In addition, Class I evidence to support use of the drug and comprehensive postmarketing surveillance to assess its safety are still lacking a decade after its approval for this indication.

Mitoxantrone was approved in 2000 for the treatment of aggressive relapsing-remitting MS, secondary progressive MS (SPMS), and progressive-relapsing MS based on data from the Phase III MIMS trial, a trial that the TTA group noted was considered to reflect Class II/III evidence.

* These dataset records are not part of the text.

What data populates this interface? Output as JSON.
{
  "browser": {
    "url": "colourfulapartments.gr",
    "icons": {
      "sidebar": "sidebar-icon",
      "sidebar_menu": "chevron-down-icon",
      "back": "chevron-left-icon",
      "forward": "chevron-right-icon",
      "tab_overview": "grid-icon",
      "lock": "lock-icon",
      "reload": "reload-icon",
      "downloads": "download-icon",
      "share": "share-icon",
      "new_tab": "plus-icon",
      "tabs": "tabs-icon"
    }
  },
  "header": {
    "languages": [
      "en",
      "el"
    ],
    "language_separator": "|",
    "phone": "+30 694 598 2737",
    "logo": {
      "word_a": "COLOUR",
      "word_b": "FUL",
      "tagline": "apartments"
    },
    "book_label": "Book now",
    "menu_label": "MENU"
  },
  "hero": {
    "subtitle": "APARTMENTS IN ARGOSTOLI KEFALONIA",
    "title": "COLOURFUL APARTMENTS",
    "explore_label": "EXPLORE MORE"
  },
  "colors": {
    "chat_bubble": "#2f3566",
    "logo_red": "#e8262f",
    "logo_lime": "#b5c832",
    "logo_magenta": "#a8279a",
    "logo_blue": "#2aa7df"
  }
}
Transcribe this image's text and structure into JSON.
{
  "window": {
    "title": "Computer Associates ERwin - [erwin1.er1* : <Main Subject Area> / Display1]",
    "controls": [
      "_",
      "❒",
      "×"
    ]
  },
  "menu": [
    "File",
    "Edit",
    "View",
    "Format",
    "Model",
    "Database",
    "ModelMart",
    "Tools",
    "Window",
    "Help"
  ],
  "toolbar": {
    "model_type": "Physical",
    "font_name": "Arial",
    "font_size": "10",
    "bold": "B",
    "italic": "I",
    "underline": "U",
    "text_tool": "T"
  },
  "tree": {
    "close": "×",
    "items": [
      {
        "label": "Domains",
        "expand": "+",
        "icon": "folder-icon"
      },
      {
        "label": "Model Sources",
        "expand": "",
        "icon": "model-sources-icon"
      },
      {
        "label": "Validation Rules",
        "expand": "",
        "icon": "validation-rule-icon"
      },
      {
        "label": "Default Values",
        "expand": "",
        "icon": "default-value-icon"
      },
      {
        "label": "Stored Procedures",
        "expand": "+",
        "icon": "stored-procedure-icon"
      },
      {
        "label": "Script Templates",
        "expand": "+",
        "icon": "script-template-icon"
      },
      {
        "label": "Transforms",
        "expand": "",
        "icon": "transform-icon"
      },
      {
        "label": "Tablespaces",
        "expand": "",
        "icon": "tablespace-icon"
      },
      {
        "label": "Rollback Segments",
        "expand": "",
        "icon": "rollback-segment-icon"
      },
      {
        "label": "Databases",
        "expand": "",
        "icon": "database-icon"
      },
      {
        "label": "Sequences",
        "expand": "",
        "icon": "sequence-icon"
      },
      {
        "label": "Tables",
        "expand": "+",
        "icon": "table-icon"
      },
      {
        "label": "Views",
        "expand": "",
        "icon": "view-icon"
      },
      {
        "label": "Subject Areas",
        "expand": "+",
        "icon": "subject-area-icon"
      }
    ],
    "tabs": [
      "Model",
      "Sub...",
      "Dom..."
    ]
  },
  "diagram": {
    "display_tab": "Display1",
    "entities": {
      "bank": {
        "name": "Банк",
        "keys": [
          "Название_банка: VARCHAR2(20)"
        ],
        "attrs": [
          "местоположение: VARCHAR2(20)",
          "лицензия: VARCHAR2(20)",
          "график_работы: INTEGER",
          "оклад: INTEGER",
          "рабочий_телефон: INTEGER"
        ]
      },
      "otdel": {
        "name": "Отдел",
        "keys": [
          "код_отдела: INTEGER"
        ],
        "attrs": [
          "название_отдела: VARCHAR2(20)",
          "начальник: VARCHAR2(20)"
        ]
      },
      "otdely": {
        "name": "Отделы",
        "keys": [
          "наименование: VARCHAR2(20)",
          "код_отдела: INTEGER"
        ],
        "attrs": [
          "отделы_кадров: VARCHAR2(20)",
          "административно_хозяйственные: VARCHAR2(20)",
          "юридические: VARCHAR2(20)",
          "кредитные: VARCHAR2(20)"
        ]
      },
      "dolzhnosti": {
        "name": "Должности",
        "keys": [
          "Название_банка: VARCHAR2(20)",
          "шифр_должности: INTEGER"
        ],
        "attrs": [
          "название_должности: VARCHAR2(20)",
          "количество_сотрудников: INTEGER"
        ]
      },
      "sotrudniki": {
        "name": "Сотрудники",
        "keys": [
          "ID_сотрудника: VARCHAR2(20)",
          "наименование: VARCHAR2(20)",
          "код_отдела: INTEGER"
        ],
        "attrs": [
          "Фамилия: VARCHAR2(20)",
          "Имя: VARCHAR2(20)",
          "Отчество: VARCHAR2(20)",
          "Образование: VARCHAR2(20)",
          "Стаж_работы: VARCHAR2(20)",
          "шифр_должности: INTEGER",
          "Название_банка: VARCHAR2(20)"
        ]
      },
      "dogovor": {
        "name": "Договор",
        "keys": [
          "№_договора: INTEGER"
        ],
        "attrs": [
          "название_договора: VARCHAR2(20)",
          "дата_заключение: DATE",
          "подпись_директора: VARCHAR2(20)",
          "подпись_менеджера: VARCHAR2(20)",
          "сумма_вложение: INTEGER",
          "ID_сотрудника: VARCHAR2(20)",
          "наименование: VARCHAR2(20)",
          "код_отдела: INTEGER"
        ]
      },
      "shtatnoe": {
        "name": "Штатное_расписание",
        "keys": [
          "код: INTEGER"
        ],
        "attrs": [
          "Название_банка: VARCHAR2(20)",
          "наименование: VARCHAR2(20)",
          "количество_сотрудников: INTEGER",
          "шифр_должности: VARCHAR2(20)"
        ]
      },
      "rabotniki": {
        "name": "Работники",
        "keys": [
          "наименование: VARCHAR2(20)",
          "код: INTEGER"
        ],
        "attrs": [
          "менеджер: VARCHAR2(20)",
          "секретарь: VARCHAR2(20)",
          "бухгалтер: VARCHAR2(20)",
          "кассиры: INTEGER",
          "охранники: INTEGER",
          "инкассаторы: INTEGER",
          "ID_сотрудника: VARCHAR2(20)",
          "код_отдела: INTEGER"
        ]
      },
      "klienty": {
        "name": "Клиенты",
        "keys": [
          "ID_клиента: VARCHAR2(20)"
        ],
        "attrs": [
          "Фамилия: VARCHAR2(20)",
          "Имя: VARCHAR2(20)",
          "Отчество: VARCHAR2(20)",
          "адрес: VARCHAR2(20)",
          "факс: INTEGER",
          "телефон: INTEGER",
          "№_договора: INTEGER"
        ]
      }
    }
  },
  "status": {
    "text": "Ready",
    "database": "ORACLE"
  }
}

In 2003, the TTA group concluded--based on a review of the available evidence--that the drug probably reduced clinical attack rates, magnetic resonance imaging (MRI)-measured disease activity, and disease progression (Level B recommendations). However, the group cautioned that the MIMS findings needed to be replicated before widespread use could be considered to determine whether the potential for cardiotoxicity and TRAL outweighed any potential benefits.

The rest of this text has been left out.